The second thing I thought of was how cross-border and urban illegal drug distribution is gonna be made much easier with this. I won't be part of it, but, just sayin'.
One of the things I think of when I see autonomous quadrotors is a localized missile defense shield.
A swarm of disposable quadrotors surrounding a ship, set on a rotating recharge schedule, that intercept missiles and detonate a small explosive payload.
Unfortunately, I agree. From the first time I saw this technology the top application that jumped off the page to me was of a military nature. Perhaps a day will come when this may not be so. Until that day comes, tech like this, I believe, will save lives; on and off the battlefield.
The scariest part of inventing/innovation; the realization that what one creates may fall into the hands of those with aims that are less than noble...
These things might be too slow to intercept an incoming missile, especially the super sonic ones. The quadrotor doesn't look like very energy efficient. There are 4 rotors to draw energy. They must need to recharge pretty quick. With a large number of them, the energy draw from the ship is pretty demanding.
>With a large number of them, the energy draw from the ship is pretty demanding.
There are destroyers on the drawing board with enough excess capacity to power rail guns, and the latest aircraft carriers have upgraded reactor units to power the electromagnetic launch systems they use instead of steam catapults.

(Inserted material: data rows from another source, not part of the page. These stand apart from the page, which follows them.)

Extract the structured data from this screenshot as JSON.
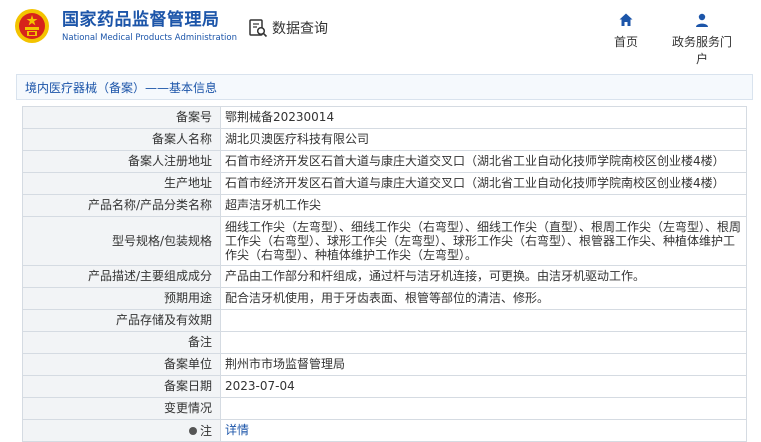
{
  "header": {
    "site_title": "国家药品监督管理局",
    "site_title_en": "National Medical Products Administration",
    "data_query_label": "数据查询",
    "nav": [
      {
        "label": "首页",
        "icon": "home-icon"
      },
      {
        "label": "政务服务门户",
        "icon": "user-icon"
      }
    ]
  },
  "breadcrumb": "境内医疗器械（备案）——基本信息",
  "rows": [
    {
      "label": "备案号",
      "value": "鄂荆械备20230014"
    },
    {
      "label": "备案人名称",
      "value": "湖北贝澳医疗科技有限公司"
    },
    {
      "label": "备案人注册地址",
      "value": "石首市经济开发区石首大道与康庄大道交叉口（湖北省工业自动化技师学院南校区创业楼4楼）"
    },
    {
      "label": "生产地址",
      "value": "石首市经济开发区石首大道与康庄大道交叉口（湖北省工业自动化技师学院南校区创业楼4楼）"
    },
    {
      "label": "产品名称/产品分类名称",
      "value": "超声洁牙机工作尖"
    },
    {
      "label": "型号规格/包装规格",
      "value": "细线工作尖（左弯型）、细线工作尖（右弯型）、细线工作尖（直型）、根周工作尖（左弯型）、根周工作尖（右弯型）、球形工作尖（左弯型）、球形工作尖（右弯型）、根管器工作尖、种植体维护工作尖（右弯型）、种植体维护工作尖（左弯型）。"
    },
    {
      "label": "产品描述/主要组成成分",
      "value": "产品由工作部分和杆组成，通过杆与洁牙机连接，可更换。由洁牙机驱动工作。"
    },
    {
      "label": "预期用途",
      "value": "配合洁牙机使用，用于牙齿表面、根管等部位的清洁、修形。"
    },
    {
      "label": "产品存储及有效期",
      "value": ""
    },
    {
      "label": "备注",
      "value": ""
    },
    {
      "label": "备案单位",
      "value": "荆州市市场监督管理局"
    },
    {
      "label": "备案日期",
      "value": "2023-07-04"
    },
    {
      "label": "变更情况",
      "value": ""
    }
  ],
  "note_row": {
    "label": "注",
    "link": "详情"
  },
  "colors": {
    "brand_blue": "#1c55a9",
    "emblem_red": "#d7231b",
    "emblem_gold": "#f3c300"
  }
}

The reactors that supply these large ships should have plenty of excess power for a few hundred drones.
>These things might be too slow to intercept an incoming missile, especially the super sonic ones.
They don't have to match speed, they just need to place themselves in the path of the missile; they are incredibly agile and shouldn't have trouble doing so.
It would be much harder to overwhelm with multiple missiles.
You have to place Phalanx systems all around the ship in order to provide 360 degree protection. However, an enemy could concentrate multiple missiles on a space covered by only 1 Phalanx.
If radar detects multiple missiles inbound, more drones could be easily be routed to the appropriate area to intercept. To overwhelm the defense you'd have to fire more missiles than the ship has drones (and since drones could be made much more cheaply than supersonic missiles, that would be fairly hard to do).
Would make an excellent start-up idea. :-) Please do it, someone. I don't have the time, but need a burrito. For pure zeitgeist win, add grilled cheese to the menu, too.